Intervento pionieristico alle Molinette
Presso la Città della Salute e della Scienza di Torino, nella clinica oculistica universitaria delle Molinette, è stato eseguito il primo trapianto al mondo «da occhio a occhio» che ha consentito a una persona precedentemente non vedente di recuperare la vista. L'équipe guidata dal professor Michele Reibaldi ha realizzato un autotrapianto completo del segmento anteriore e della porzione centrale della retina (la macula), trasferendo tessuti dall'occhio sinistro in parte sano all'occhio destro gravemente danneggiato.
L'intervento ha riguardato una paziente di 67 anni, residente a Biella, indicata con il nome di battesimo Elena. La donna era rimasta totalmente cieca per oltre 5 anni a seguito di un grave incidente stradale che aveva provocato una lesione irreversibile del nervo ottico dell'occhio sinistro; l'occhio destro, invece, aveva subito danni consistenti alla retina e alla cornea. Alla paziente era sempre stata vicina la sua cagnolina d'assistenza, Joe, presente all'arrivo in reparto.
La tecnica e la durata dell'operazione
L'équipe ha prelevato e trasferito un blocco anatomico comprendente cornea, sclera, congiuntiva e, per la prima volta nella storia, la porzione centrale della retina (la macula). L'operazione, che ha richiesto quasi sei ore, è stata descritta dallo staff medico come una procedura che apre nuove possibilità nella chirurgia oculistica, specie nei casi in cui convenzionali tecniche di trapianto risultino impossibili per la distruzione delle cellule staminali della superficie oculare.
"Rappresenta una nuova frontiera nella chirurgia oculistica", ha dichiarato il professor Michele Reibaldi.

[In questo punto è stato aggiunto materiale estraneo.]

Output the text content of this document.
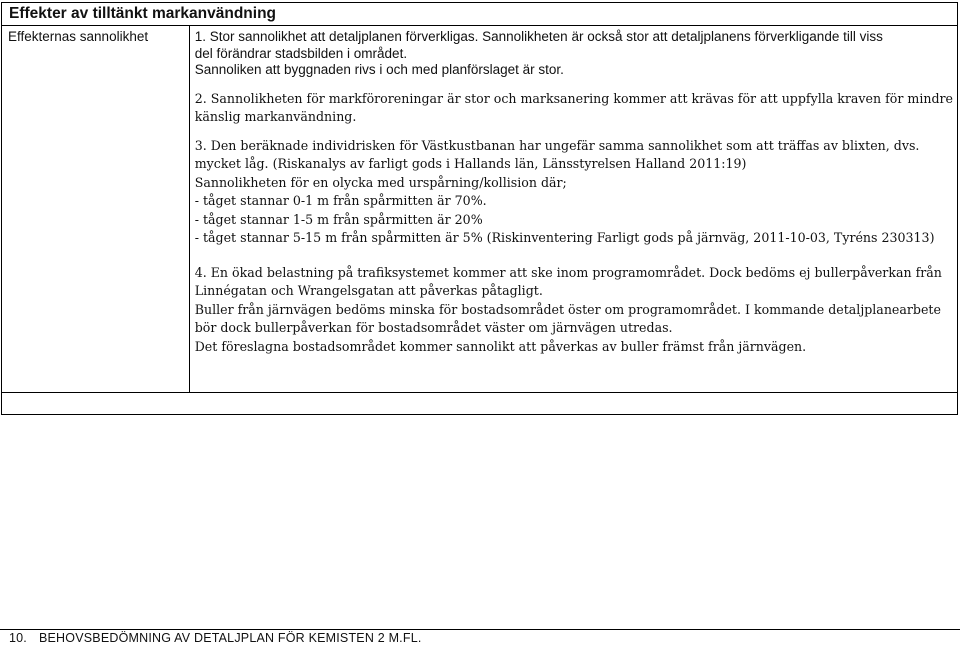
Effekter av tilltänkt markanvändning
Effekternas sannolikhet	1. Stor sannolikhet att detaljplanen förverkligas. Sannolikheten är också stor att detaljplanens förverkligande till viss
del förändrar stadsbilden i området.
Sannoliken att byggnaden rivs i och med planförslaget är stor.
2. Sannolikheten för markföroreningar är stor och marksanering kommer att krävas för att uppfylla kraven för mindre
känslig markanvändning.
3. Den beräknade individrisken för Västkustbanan har ungefär samma sannolikhet som att träffas av blixten, dvs.
mycket låg. (Riskanalys av farligt gods i Hallands län, Länsstyrelsen Halland 2011:19)
Sannolikheten för en olycka med urspårning/kollision där;
- tåget stannar 0-1 m från spårmitten är 70%.
- tåget stannar 1-5 m från spårmitten är 20%
- tåget stannar 5-15 m från spårmitten är 5% (Riskinventering Farligt gods på järnväg, 2011-10-03, Tyréns 230313)
4. En ökad belastning på trafiksystemet kommer att ske inom programområdet. Dock bedöms ej bullerpåverkan från
Linnégatan och Wrangelsgatan att påverkas påtagligt.
Buller från järnvägen bedöms minska för bostadsområdet öster om programområdet. I kommande detaljplanearbete
bör dock bullerpåverkan för bostadsområdet väster om järnvägen utredas.
Det föreslagna bostadsområdet kommer sannolikt att påverkas av buller främst från järnvägen.
10. BEHOVSBEDÖMNING AV DETALJPLAN FÖR KEMISTEN 2 M.FL.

Secondo quanto comunicato dalla clinica, la scelta di utilizzare tessuti della stessa paziente ha permesso di sfruttare strutture ancora integri nonostante la compromissione complessiva degli occhi. La ricostruzione ha dunque puntato a ricomporre un occhio vedente a partire dai due organi danneggiati in modo complementare.
Impatto locale e prospettive
L'intervento alle Molinette conferma il ruolo della Città della Salute come centro di riferimento regionale per l'oftalmologia e pone Torino al centro di una innovazione medica che potrebbe influenzare protocolli terapeutici e percorsi di cura per pazienti con danni oculari complessi. Per i residenti del territorio significa che a Torino sono disponibili competenze e tecnologie all'avanguardia, con possibili ricadute su formazione specialistica e collaborazione scientifica internazionale.
- Paziente: donna, 67 anni, residente a Biella.
- Luogo: Clinica oculistica universitaria, Molinette, Città della Salute e della Scienza di Torino.
- Durata intervento: quasi 6 ore.
- Procedura: autotrapianto del segmento anteriore e della macula da un occhio all'altro.
Non sono stati forniti dettagli ulteriori su follow-up a lungo termine né su eventuali complicanze o programmi di monitoraggio funzionale della vista dopo l'intervento. La comunicazione ufficiale si è concentrata sulla descrizione dell'atto chirurgico e sul suo carattere innovativo. Ulteriori aggiornamenti provenienti dalla struttura ospedaliera o dalla comunità scientifica saranno necessari per definire la replicabilità della tecnica e i criteri di selezione dei pazienti idonei.
| Voce | Dato |
|---|---|
| Paziente | Donna, 67 anni (Biella) |
| Intervento | Autotrapianto segmento anteriore + macula |
| Durata | Quasi 6 ore |
| Centro | Molinette, Città della Salute e della Scienza, Torino |
Per i cittadini di Torino e della provincia, la notizia rappresenta un risultato di rilievo per la sanità pubblica locale: oltre all'effetto immediato sul singolo caso, la procedura potrà diventare oggetto di studio e forse di applicazione in ambiti clinici selezionati. L'ospedale ha indicato come prossimi passi il monitoraggio della paziente e la condivisione dei dettagli clinici e chirurgici con la comunità scientifica per valutare la sostenibilità e la sicurezza della tecnica su scala più ampia.